Wróciliśmy do się do galerii kiedy chodziliśmy Sonia nagle weszła do łazienki wciągając mnie za sobą , rozejrzała się po łazience i zaczęła :
-___ muszę ci powiedzieć coś o twoim chłopaku , on tak naprawdę miał zakład z resztą BTS , Wiktoria powiedziała im o twoim przyjeździe i on się założył o to ,że zostanie twoim chłopakiem . Przykro mi.
Rozpłakał się i wyszłam z łazienki , najpierw śmierć Oli a potem jakiś cholerny zakład , a ja głupia myślałam ,że wielki idol mnie kocha .
Na dworze się rozpadło znów to samo. Nagle ktoś mnie złapał za ramię.
To był on co on tu robi , zrzuciłam  jego rękę z mojego ramienia .
-Co się stało kochanie?- zapytał .
- Jeden co ty tu robisz , dwa zostaw mnie .
- Jeden przyszedłem sobie pochodzić po galerii , dwa czemu?
-Czemu ? Czemu ? Jeszcze pytasz czemu , wiem o twoim głupim zakładzie .
- Ech to nie tak  ja po prostu byłem głupi ,ale zrozumiałem co zrobiłem i zerwałem zakład .
- Jakoś ci nie wieżę .-powiedziałam a on podał mi parasol i zaczął iść przed siebie .
- Jeszcze raz cie przepraszam ,naprawdę Cię kocham tylko chciałem mieć przyjaciół , nie znasz prawdy ,ale jeśli chcesz ją znać to dobrze wiesz gdzie mnie znaleźć .
Czekałam aż odjedzie ,aż sama zaczęłam iść do domu . Kiedy wróciłam ktoś do mnie zadzwonił niestety nie wiedziałam kto ponieważ to nieznany numer .
- Halo.
- Cześć córcia to ja tata , już wszystko dobrze mama wyjechała za miesiąc mamy rozwód ,o wszystkim się dowiedziałem i proszę wróć.
Rozłączyłam się . Ile jeszcze będzie problemów mój tata naprawdę ma wyczucie , ale w sumie teraz nic mi tu już nie zostało , nie muszę chodzić do pracy w wytwórni , chłopaka już nie mam , jedyne co mnie tu trzyma to pogrzeb to już nie długo więc napisze do taty ,że jednak polecę i wrócę do domu ,ale dopiero po rozwodzie.
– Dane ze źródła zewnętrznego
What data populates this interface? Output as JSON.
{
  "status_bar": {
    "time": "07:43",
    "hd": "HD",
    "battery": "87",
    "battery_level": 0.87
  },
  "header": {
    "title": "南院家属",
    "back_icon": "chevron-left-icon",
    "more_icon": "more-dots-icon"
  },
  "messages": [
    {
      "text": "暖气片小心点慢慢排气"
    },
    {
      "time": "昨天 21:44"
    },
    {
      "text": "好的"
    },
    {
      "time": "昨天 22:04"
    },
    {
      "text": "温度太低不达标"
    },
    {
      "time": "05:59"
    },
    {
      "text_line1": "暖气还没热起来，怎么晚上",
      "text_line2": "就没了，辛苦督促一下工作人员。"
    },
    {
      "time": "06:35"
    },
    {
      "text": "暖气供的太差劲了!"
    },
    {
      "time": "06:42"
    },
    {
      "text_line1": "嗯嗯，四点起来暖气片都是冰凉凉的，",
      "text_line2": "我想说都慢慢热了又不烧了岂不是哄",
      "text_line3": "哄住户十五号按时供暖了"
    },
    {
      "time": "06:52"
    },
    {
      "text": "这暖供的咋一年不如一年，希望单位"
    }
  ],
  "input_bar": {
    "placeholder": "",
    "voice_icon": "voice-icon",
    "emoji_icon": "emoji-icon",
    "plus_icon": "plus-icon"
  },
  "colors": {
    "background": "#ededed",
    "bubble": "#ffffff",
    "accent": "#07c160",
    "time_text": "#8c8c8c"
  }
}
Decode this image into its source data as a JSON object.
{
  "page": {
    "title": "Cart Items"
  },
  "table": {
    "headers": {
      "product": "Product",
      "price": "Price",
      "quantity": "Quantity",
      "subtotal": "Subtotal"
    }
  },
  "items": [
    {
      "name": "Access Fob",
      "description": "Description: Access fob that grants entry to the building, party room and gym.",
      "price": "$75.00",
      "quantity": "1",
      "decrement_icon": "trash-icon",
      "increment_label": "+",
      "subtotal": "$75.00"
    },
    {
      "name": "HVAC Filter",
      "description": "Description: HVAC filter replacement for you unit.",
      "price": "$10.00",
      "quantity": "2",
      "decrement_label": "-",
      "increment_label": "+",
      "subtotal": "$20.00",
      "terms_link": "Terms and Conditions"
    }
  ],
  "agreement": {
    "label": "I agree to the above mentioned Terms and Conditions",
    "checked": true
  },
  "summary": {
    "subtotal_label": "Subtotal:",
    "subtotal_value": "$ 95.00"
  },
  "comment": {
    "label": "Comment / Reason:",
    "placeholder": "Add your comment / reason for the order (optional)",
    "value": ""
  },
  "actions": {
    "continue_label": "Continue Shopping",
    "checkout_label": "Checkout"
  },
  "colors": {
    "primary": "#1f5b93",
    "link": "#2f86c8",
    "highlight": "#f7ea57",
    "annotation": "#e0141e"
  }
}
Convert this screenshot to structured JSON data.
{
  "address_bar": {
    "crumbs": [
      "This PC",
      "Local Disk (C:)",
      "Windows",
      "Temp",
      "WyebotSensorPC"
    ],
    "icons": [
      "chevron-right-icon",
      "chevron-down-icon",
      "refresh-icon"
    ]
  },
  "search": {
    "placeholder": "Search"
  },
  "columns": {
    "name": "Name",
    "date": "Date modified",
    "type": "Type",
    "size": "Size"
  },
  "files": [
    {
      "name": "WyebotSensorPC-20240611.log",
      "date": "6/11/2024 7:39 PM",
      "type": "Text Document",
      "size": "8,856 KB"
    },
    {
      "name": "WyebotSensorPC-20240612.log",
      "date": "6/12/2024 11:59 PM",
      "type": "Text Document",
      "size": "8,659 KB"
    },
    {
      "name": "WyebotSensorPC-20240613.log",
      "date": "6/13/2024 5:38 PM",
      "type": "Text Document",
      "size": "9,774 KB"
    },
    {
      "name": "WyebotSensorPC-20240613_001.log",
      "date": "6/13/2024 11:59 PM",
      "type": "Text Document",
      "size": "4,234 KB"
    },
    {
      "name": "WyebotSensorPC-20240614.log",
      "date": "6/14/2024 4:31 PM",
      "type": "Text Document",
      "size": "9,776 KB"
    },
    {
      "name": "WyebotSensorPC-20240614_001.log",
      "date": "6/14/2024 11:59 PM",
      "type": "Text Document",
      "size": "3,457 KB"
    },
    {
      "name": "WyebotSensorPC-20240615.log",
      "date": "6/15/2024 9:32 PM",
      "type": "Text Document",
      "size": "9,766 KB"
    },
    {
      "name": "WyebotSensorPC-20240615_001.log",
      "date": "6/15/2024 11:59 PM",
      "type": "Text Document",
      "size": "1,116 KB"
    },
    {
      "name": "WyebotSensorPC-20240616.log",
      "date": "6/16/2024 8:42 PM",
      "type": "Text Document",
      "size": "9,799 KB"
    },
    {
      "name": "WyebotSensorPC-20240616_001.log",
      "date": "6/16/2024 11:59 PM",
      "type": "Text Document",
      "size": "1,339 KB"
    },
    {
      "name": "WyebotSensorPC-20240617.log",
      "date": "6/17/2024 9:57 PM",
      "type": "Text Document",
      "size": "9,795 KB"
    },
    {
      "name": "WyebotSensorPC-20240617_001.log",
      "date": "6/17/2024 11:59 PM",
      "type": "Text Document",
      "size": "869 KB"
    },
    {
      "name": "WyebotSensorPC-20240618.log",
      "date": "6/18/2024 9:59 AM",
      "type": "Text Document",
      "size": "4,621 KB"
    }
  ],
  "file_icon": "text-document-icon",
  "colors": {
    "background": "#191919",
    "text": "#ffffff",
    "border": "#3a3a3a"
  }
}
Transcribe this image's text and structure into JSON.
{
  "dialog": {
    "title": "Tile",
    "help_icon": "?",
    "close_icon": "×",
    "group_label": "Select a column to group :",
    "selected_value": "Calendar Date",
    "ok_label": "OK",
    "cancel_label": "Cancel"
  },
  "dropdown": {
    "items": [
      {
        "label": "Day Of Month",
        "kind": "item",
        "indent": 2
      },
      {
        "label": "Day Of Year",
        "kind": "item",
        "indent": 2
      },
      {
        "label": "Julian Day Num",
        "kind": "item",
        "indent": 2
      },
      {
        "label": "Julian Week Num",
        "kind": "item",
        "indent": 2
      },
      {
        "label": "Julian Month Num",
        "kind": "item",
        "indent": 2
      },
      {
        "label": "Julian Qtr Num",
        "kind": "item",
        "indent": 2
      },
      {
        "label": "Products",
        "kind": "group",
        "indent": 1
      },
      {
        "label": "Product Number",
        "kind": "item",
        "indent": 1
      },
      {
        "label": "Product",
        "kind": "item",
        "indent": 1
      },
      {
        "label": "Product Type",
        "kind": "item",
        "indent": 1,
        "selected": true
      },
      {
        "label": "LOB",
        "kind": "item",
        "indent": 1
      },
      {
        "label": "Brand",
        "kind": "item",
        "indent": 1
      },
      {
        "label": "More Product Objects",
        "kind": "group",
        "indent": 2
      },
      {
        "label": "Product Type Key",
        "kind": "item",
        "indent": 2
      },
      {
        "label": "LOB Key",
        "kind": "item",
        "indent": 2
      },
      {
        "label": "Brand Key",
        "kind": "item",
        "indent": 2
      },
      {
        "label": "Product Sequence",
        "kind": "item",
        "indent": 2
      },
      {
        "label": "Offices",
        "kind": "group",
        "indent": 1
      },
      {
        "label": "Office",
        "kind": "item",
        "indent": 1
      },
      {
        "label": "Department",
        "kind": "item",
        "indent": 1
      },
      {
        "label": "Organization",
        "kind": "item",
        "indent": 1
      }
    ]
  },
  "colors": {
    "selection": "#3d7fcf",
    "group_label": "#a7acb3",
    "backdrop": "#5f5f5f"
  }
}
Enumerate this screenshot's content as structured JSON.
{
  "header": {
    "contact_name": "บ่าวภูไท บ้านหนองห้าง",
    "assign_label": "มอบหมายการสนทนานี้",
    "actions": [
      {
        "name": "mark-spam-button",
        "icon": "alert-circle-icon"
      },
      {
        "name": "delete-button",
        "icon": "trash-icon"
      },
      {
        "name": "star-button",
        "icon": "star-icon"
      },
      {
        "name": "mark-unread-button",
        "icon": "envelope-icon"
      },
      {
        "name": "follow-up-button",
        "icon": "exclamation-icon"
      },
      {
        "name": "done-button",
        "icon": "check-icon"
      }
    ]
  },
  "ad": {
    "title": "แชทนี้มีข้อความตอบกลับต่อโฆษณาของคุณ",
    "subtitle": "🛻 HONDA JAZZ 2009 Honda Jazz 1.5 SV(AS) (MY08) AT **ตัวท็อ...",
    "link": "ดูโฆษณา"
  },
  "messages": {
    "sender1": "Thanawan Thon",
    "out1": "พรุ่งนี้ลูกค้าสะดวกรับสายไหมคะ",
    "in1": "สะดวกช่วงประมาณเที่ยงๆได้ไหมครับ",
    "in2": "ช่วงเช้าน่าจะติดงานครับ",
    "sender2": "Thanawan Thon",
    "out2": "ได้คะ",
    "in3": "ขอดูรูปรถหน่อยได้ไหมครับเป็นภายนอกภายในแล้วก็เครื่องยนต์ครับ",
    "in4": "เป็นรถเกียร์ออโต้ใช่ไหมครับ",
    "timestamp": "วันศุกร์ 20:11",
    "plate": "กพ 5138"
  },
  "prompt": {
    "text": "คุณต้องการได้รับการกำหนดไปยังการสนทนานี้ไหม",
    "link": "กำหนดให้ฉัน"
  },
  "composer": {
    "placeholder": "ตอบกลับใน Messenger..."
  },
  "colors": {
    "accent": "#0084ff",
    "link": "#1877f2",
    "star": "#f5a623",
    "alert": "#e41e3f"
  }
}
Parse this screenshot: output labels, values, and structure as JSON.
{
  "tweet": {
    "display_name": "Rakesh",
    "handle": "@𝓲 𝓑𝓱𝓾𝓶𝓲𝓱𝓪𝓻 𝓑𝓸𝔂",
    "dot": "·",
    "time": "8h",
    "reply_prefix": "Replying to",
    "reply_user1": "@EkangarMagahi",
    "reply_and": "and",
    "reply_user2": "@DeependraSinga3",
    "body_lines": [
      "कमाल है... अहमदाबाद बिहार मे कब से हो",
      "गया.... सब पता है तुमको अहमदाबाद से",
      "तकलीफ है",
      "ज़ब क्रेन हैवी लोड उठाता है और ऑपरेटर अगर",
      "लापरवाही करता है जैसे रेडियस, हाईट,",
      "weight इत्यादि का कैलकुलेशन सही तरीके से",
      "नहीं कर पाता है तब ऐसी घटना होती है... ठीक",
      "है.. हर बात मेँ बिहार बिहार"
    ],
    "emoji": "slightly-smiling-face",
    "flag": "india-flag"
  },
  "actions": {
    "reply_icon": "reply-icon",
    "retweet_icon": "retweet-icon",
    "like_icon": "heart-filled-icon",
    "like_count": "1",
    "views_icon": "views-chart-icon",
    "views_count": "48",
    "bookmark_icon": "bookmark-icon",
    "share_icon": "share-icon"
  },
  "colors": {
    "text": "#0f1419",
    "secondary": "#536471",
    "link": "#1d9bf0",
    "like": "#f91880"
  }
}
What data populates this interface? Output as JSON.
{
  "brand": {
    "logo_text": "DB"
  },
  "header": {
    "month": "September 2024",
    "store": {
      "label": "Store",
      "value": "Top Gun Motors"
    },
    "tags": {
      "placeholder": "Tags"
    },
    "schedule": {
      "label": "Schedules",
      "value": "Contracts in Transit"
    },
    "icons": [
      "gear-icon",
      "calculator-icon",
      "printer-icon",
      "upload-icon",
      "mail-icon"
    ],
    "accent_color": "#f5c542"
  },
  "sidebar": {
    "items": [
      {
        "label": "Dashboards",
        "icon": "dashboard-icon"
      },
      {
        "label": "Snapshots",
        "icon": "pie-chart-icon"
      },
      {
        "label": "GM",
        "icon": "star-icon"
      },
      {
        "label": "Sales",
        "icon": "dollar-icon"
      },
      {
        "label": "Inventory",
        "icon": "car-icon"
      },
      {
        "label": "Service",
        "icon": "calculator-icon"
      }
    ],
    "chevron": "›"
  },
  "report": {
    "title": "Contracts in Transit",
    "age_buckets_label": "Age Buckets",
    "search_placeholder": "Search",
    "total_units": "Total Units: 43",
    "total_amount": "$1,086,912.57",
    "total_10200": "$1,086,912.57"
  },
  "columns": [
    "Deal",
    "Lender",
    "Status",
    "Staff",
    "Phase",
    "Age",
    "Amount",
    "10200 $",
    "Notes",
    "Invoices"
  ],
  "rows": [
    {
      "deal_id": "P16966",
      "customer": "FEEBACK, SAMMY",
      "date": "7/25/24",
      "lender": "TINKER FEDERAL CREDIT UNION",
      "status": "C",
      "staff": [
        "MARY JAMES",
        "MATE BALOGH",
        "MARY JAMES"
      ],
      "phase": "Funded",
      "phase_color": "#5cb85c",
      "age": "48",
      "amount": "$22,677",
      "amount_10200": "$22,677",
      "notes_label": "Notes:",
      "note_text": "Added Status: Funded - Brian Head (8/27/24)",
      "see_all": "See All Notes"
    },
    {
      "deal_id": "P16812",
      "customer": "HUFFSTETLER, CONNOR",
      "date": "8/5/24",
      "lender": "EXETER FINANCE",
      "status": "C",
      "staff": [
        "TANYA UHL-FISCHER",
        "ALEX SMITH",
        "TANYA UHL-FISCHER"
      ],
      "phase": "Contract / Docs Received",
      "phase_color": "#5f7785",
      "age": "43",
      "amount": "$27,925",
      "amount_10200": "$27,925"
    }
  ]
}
Do nieznany : Wrócę , ale dopiero po rozwodzie .

- Dobrze czekamy razem z twoją siostrą.

Poszłam się umyć i przebrać kiedy to zrobiłam poszłam do kuchni zrobiłam kanapki . Jedząc je rozmyślałam  nad tym jak przez jeden tydzień rozwaliło mi się całe życie . Nagle usłyszałam dzwonek do drzwi więc poszłam otworzyć w drzwiach stał Jin .
- Hej .-powiedziałam
- Hej ___ chciałem Cię przeprosić za nasze zachowanie naprawdę byliśmy głupi ,ale wtedy Cię jeszcze nie znaliśmy .
-Może wejdziesz? - zapytałam a zorientowany Jin wszedł do salonu .-
Usiądź sobie zrobię czekoladę do picia i porozmawiamy .
Nie mam tego za złe całemu BTS tylko Kookiemu ponieważ nic mi nie powiedział ,a skoro mnie "kocha" to powinien.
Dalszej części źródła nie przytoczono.